I'll still bitch, and complain, and stew over it like tough dry beef chewing away, chewing away. I'll swallow it down and never speak a word of it. And wish I hadn't let the few slip after all those drinks. He read it all over my face, and he was right in some ways. Except I have nothing to prove and everything to lose. (And I won't lose.)

nice and blue

  • Mar. 26th, 2008 at 11:20 AM
I've only ever loved myself
But I've loved myself so well.








I've lost track, but I'm running again. I'll feel again soon.

look at all those trees

  • Feb. 25th, 2008 at 12:52 AM
don't they just look so cute. you fell in love the second you saw them. and boy that one sure stood out among the rest. you couldn't believe you hadn't noticed it earlier. there were so many trees but that one made you remember what it felt like to breath, and you can't wait to feel it again. (and soon, and how)

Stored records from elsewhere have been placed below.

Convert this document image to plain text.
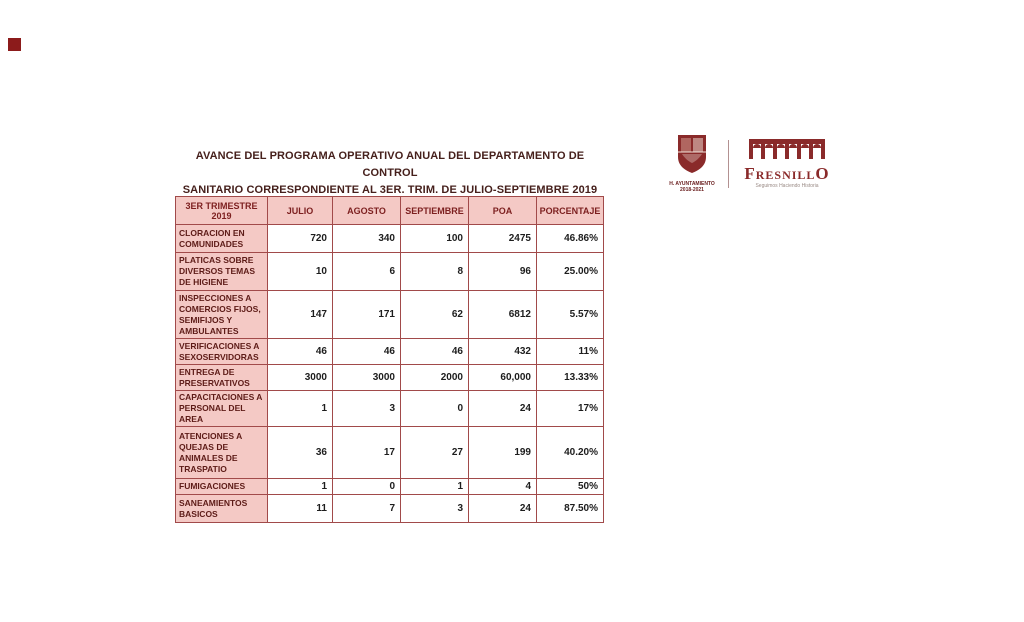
AVANCE DEL PROGRAMA OPERATIVO ANUAL DEL DEPARTAMENTO DE CONTROL
SANITARIO CORRESPONDIENTE AL 3ER. TRIM. DE JULIO-SEPTIEMBRE 2019	H. AYUNTAMIENTO
2018-2021
FresnillO
Seguimos Haciendo Historia
3ER TRIMESTRE 2019	JULIO	AGOSTO	SEPTIEMBRE	POA	PORCENTAJE
CLORACION EN COMUNIDADES	720	340	100	2475	46.86%
PLATICAS SOBRE DIVERSOS TEMAS DE HIGIENE	10	6	8	96	25.00%
INSPECCIONES A COMERCIOS FIJOS, SEMIFIJOS Y AMBULANTES	147	171	62	6812	5.57%
VERIFICACIONES A SEXOSERVIDORAS	46	46	46	432	11%
ENTREGA DE PRESERVATIVOS	3000	3000	2000	60,000	13.33%
CAPACITACIONES A PERSONAL DEL AREA	1	3	0	24	17%
ATENCIONES A QUEJAS DE ANIMALES DE TRASPATIO	36	17	27	199	40.20%
FUMIGACIONES	1	0	1	4	50%
SANEAMIENTOS BASICOS	11	7	3	24	87.50%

If I had to be perfectly honest.

  • Feb. 21st, 2008 at 7:21 PM
I remember looking into his eyes and thinking how nice he'd look if only they were blue. Dark hair light eyes, its what you always wanted wasn't it. You look so good together and you're happy. If only there weren't those black holes. You just can't stay away.





Tomorrow I'm going to see Make Believe. I'm going to hand Tim Kinsella a copy of his CD and say thanks. Its too good to be true and I won't be surprised if getting there is worse than hell.
Must it always be a fight?


Can't we just say alright, alright, alright, alright.








Communication is getting exhausting. I'm leaning on this broken fence.